The questionnaires asked about lifestyle practices, food intake, dietary supplement use, weight, smoking status, hormone replacement therapy and the presence of diabetes or heart disease.
Although the study asked about their intake of dietary supplements, it did not ask what or how much of any specific nutrient was taken, what form the supplement was taken in, or the type and quality of the supplement taken. As well, although the women were asked whether they took a “multi-vitamin”, the study did not define it—was it a multi-mineral, vitamin and/or plant combination?
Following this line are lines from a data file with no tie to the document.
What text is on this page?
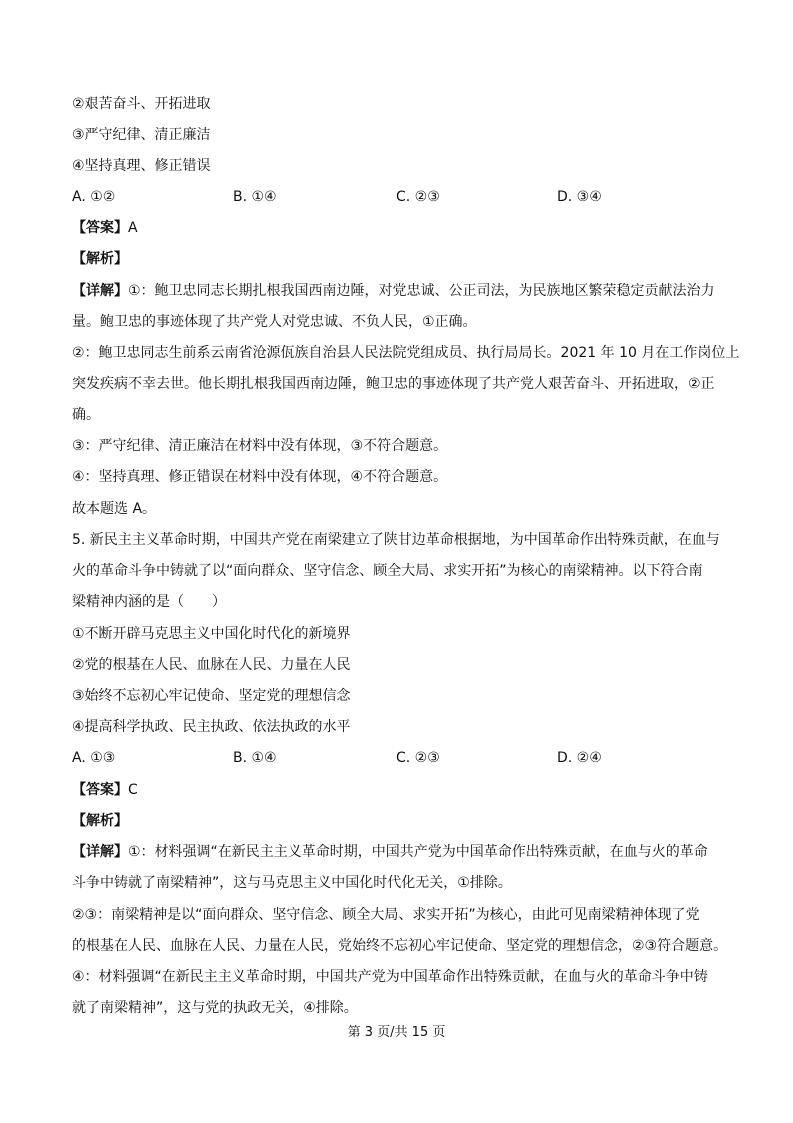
②艰苦奋斗、开拓进取
③严守纪律、清正廉洁
④坚持真理、修正错误
A. ①②	B. ①④	C. ②③	D. ③④
【答案】A
【解析】
【详解】①：鲍卫忠同志长期扎根我国西南边陲，对党忠诚、公正司法，为民族地区繁荣稳定贡献法治力
量。鲍卫忠的事迹体现了共产党人对党忠诚、不负人民，①正确。
②：鲍卫忠同志生前系云南省沧源佤族自治县人民法院党组成员、执行局局长。2021 年 10 月在工作岗位上
突发疾病不幸去世。他长期扎根我国西南边陲，鲍卫忠的事迹体现了共产党人艰苦奋斗、开拓进取，②正
确。
③：严守纪律、清正廉洁在材料中没有体现，③不符合题意。
④：坚持真理、修正错误在材料中没有体现，④不符合题意。
故本题选 A。
5. 新民主主义革命时期，中国共产党在南梁建立了陕甘边革命根据地，为中国革命作出特殊贡献，在血与
火的革命斗争中铸就了以“面向群众、坚守信念、顾全大局、求实开拓”为核心的南梁精神。以下符合南
梁精神内涵的是（　　）
①不断开辟马克思主义中国化时代化的新境界
②党的根基在人民、血脉在人民、力量在人民
③始终不忘初心牢记使命、坚定党的理想信念
④提高科学执政、民主执政、依法执政的水平
A. ①③	B. ①④	C. ②③	D. ②④
【答案】C
【解析】
【详解】①：材料强调“在新民主主义革命时期，中国共产党为中国革命作出特殊贡献，在血与火的革命
斗争中铸就了南梁精神”，这与马克思主义中国化时代化无关，①排除。
②③：南梁精神是以“面向群众、坚守信念、顾全大局、求实开拓”为核心，由此可见南梁精神体现了党
的根基在人民、血脉在人民、力量在人民，党始终不忘初心牢记使命、坚定党的理想信念，②③符合题意。
④：材料强调“在新民主主义革命时期，中国共产党为中国革命作出特殊贡献，在血与火的革命斗争中铸
就了南梁精神”，这与党的执政无关，④排除。
第 3 页/共 15 页
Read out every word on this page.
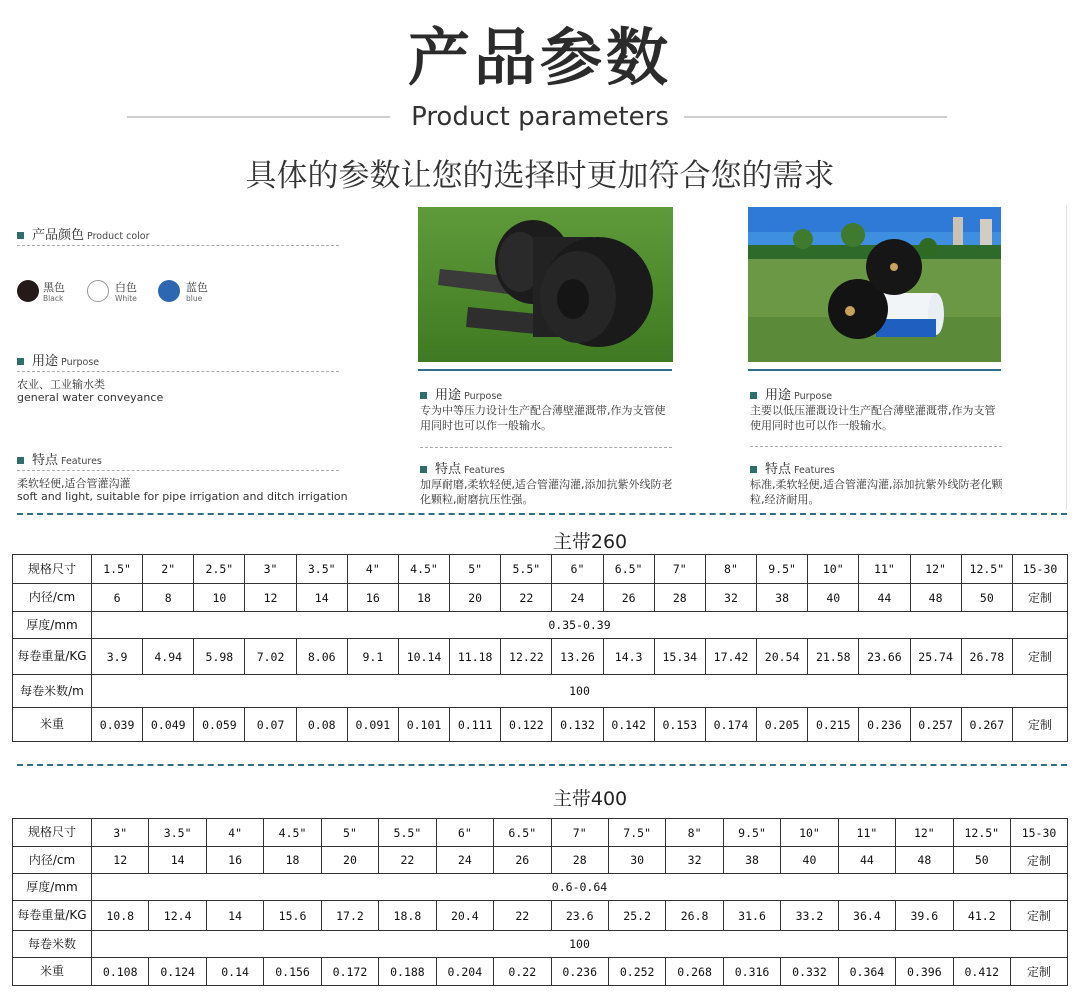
产品参数
Product parameters
具体的参数让您的选择时更加符合您的需求
产品颜色 Product color
黑色
Black
白色
White
蓝色
blue
用途 Purpose
农业、工业输水类
general water conveyance
特点 Features
柔软轻便,适合管灌沟灌
soft and light, suitable for pipe irrigation and ditch irrigation
用途 Purpose
专为中等压力设计生产配合薄壁灌溉带,作为支管使用同时也可以作一般输水。
特点 Features
加厚耐磨,柔软轻便,适合管灌沟灌,添加抗紫外线防老化颗粒,耐磨抗压性强。
用途 Purpose
主要以低压灌溉设计生产配合薄壁灌溉带,作为支管使用同时也可以作一般输水。
特点 Features
标准,柔软轻便,适合管灌沟灌,添加抗紫外线防老化颗粒,经济耐用。
主带260
规格尺寸	1.5"	2"	2.5"	3"	3.5"	4"	4.5"	5"	5.5"	6"	6.5"	7"	8"	9.5"	10"	11"	12"	12.5"	15-30
内径/cm	6	8	10	12	14	16	18	20	22	24	26	28	32	38	40	44	48	50	定制
厚度/mm	0.35-0.39																		
每卷重量/KG	3.9	4.94	5.98	7.02	8.06	9.1	10.14	11.18	12.22	13.26	14.3	15.34	17.42	20.54	21.58	23.66	25.74	26.78	定制
每卷米数/m	100																		
米重	0.039	0.049	0.059	0.07	0.08	0.091	0.101	0.111	0.122	0.132	0.142	0.153	0.174	0.205	0.215	0.236	0.257	0.267	定制
主带400
规格尺寸	3"	3.5"	4"	4.5"	5"	5.5"	6"	6.5"	7"	7.5"	8"	9.5"	10"	11"	12"	12.5"	15-30
内径/cm	12	14	16	18	20	22	24	26	28	30	32	38	40	44	48	50	定制
厚度/mm	0.6-0.64																
每卷重量/KG	10.8	12.4	14	15.6	17.2	18.8	20.4	22	23.6	25.2	26.8	31.6	33.2	36.4	39.6	41.2	定制
每卷米数	100																
米重	0.108	0.124	0.14	0.156	0.172	0.188	0.204	0.22	0.236	0.252	0.268	0.316	0.332	0.364	0.396	0.412	定制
Also, there was no verification of the accuracy of the answers provided in the questionnaires, and the women were not asked why they were taking the supplements or the impact of taking or not taking the supplements.
It was not tracked whether the women started the multi-vitamin after they had diabetes or heart disease or before and whether they stopped or started it. It is not uncommon for a person to start a multi-vitamin after being diagnosed with a serious condition, such as diabetes or heart disease. If this was the case and the person died because of the underlying disease, the death would be attributed to the disease and the multi-vitamin “associated” with the death. So, you can see how information can be mis-interpreted.
The study was a “retrospective” study of already collected information. It was not a “clinical trial” where persons were given a specific dietary supplement or a placebo and then followed over a period of time to see specific outcomes of the study and factors contributing to those outcomes. Individual circumstances change over time, and probably the women in this study changed, stopped or started new dietary supplement regimens over the 18 years and there was no direct contact with the participants.
Therefore, there was insufficient data from the study to make any conclusion about the impact of multi-vitamins on mortality. There are thousands if not tens of thousands of different combinations of vitamins, minerals and herbs that could be considered a “multi-vitamin”. Also, quality, concentration, dosage would also vary. Studies, in which people are asked to recall years of dietary habits or supplement use are often inaccurate. The only conclusion that may be drawn is a “slight statistical association based on a limited data set of questionable reliability—and a simple association does not reflect causation” (Thorne Research). Even the study’s authors stated “It is not advisable to make a causal statement of excess risk based on these observational data”!
This is just another example of information taken from a study taken out of context, mis- interpreted and sensationalized by the media. More time and energy should be devoted to report on significant, helpful information useful to the public that will enhance health and well-being of all.
Dietary supplements, when made by a quality manufacturer, recommended by a knowledgeable health-care practitioner and taken for the appropriate use can promote, enhance, support and help maintain overall health and well-being.
Brenda Gill is a naturopath practising in Nelson and Rossland, BC.